To rebuild this new system, I expect Trump will stick with his trade policies for now, but though will bevel some of its edges. He could strike a free trade deal with some friendly countries such as the UK, Australia, New Zealand, and Vietnam — though will not include the EU and China.
He may also go a little easier on Canada and Mexico to minimise the disruption of trade flows in the North American free-trade region. He can still impose tariffs on a few industries, like steel or even cars. But having a functional free-trade zone around you would make it easier to impose tariffs on the rest of the world.
The key to Trump’s success will be the dollar. He’s been lucky so far, since the dollar has devalued since he took office. Against the euro, the dollar fell by 8%, which was not supposed to happen. Economic theory suggests that if you impose tariffs, the dollar would go up, and partially cancel their effects. But economic theory was proved wrong. If Trump manages to defy the economists and get the dollar devalued by, say, 20% against the major trading partners, he can lean back, declare victory and gradually reduce the tariffs.
This would be a shift of truly historical proportions. Our current system of dollar hegemony is over 80 years old, instigated by the Bretton Woods system which tied the value of the US dollar to gold. When, in 1971, Richard Nixon ended this, the advanced economies then transitioned to a new system of free-floating exchange rates where the value of currencies were determined in the financial markets. But the world was still dollar-centric
In 1985, when high US interest rates led to a massive rise in the dollar’s exchange rate against the European currencies and the Japanese yen, the finance ministers of the world’s most industrial nations descended on New York, and reached the famous Plaza Accord, in which they agreed to bring down the value of the dollar to re-balance the global economy. This was a different world: a place of gentle financial diplomacy where people would meet and coordinate.

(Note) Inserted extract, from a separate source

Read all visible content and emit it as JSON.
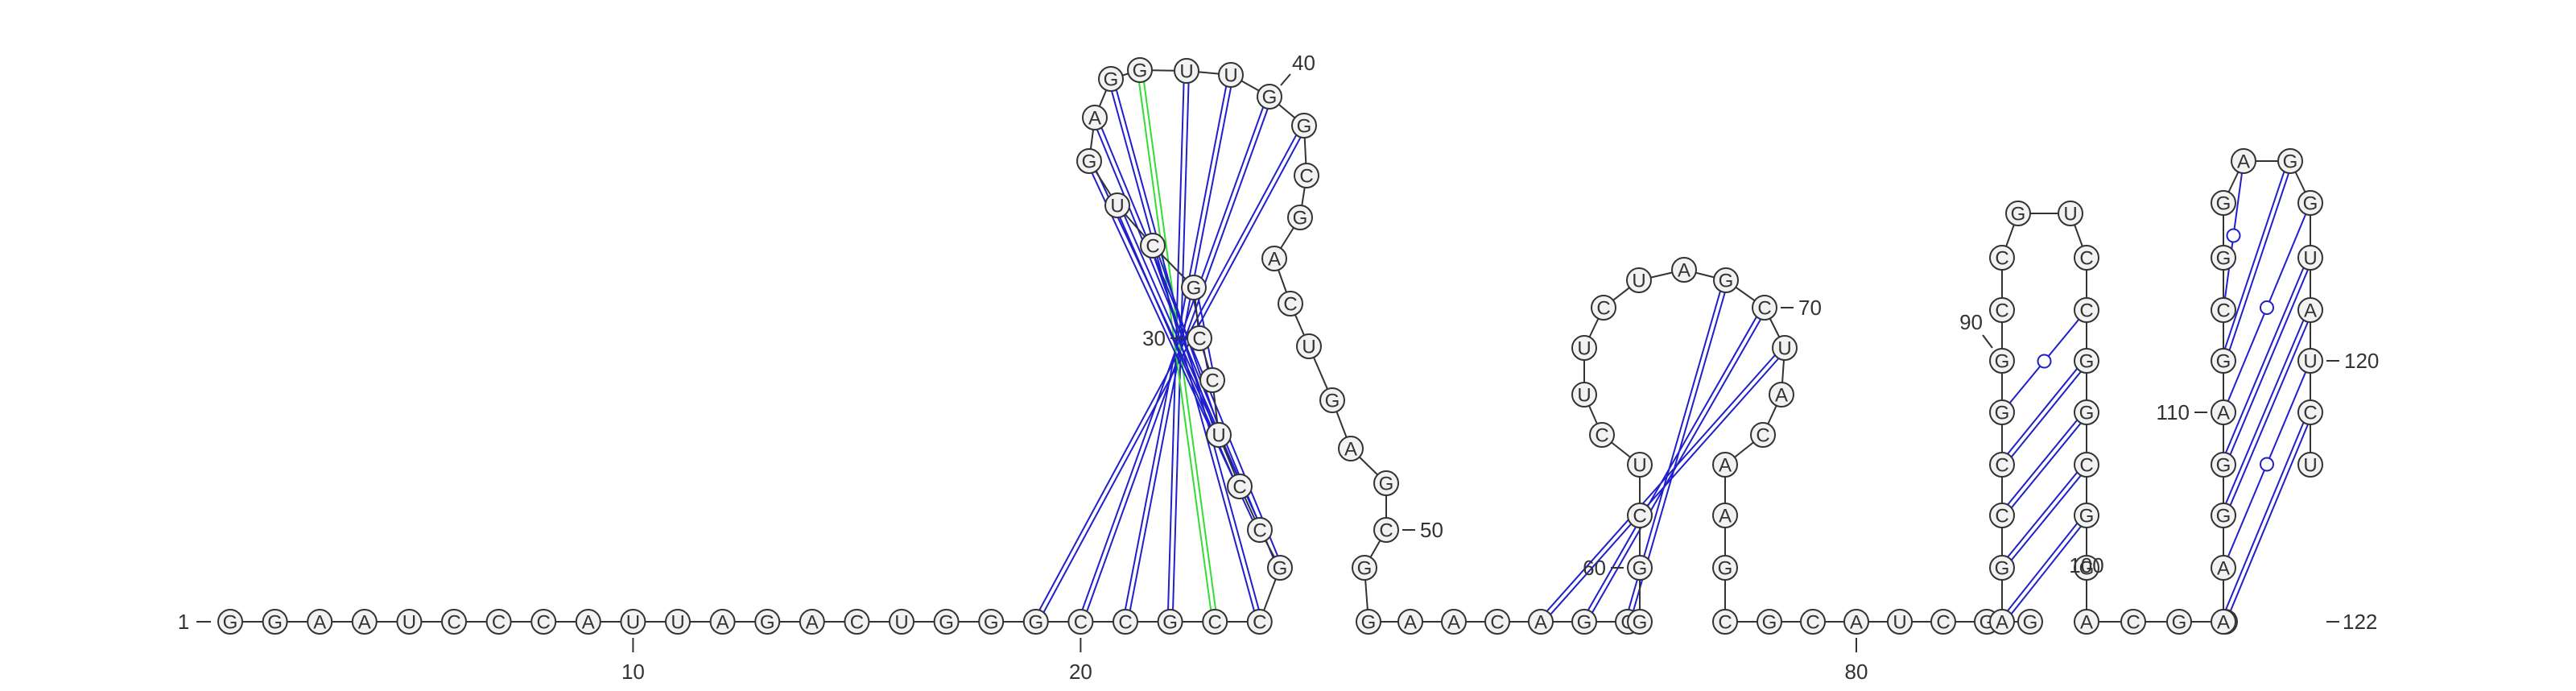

But after the collapse of Communism, around 1990, such coordination became rarer. The world suffered increasing financial instability — the bond market crash in 1994, the Asian financial crisis in 1997, the Russian financial crisis a year later, the Global Financial Crisis in 2008, the eurozone’s sovereign debt crisis from 2010 to 2015, and the inflation shock that started in 2021, which still hasn’t been fully reversed. And now, this fundamentally unstable system is heading for its day of reckoning.
It is easier, though, to diagnose a system’s faults than to come up with something new. At the moment, there is no alternative. The euro cannot take over: it is a currency without a government or the infrastructure to act as a global reserve currency. China cannot fill the gap either, because its capital markets are not open, and because you cannot simultaneously pretend to support the global economy and refuse to import from it.

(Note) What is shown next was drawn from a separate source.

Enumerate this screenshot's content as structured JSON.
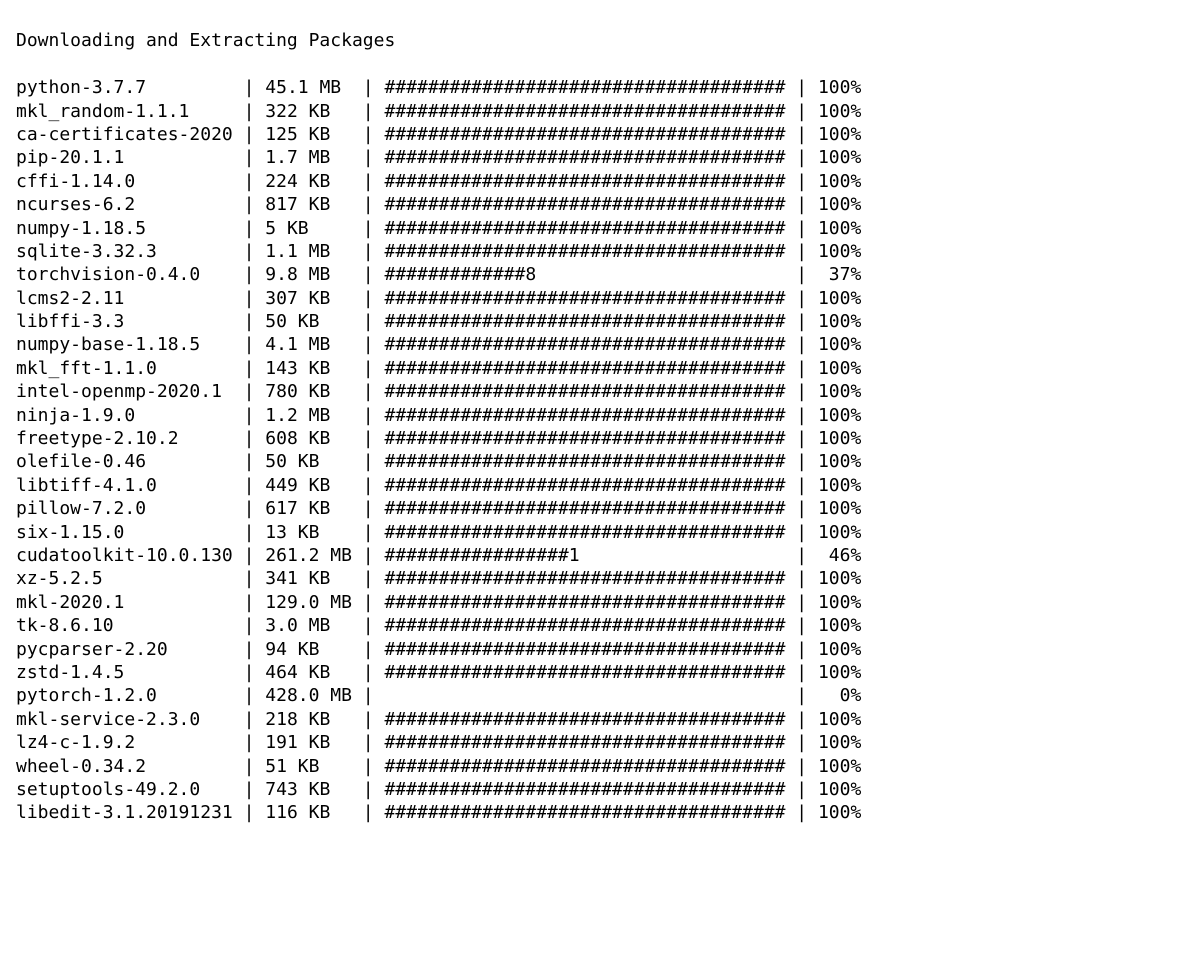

Miran was right in his warning that the road to a global deal is treacherous. We saw this last week. The smart thing for Trump to do now, then, would be to put the tariff gun on the negotiating table. Europe, Japan, South Korea and other industrialised economies would agree to increase their exchange rate against the dollar. The US would reduce the tariffs and keep only those justified on grounds of national supply security. It’s a far more sensible approach than bilateral trade deals and tariff wars.
Economic history is littered with examples when establishment opinion and market consensus were simply wrong. I trust the wisdom of the crowd when it comes to horse racing, but not on economics and finance. The chances that Trump may end up being right — or that at least he gets what he wants — are greater than the herd might think.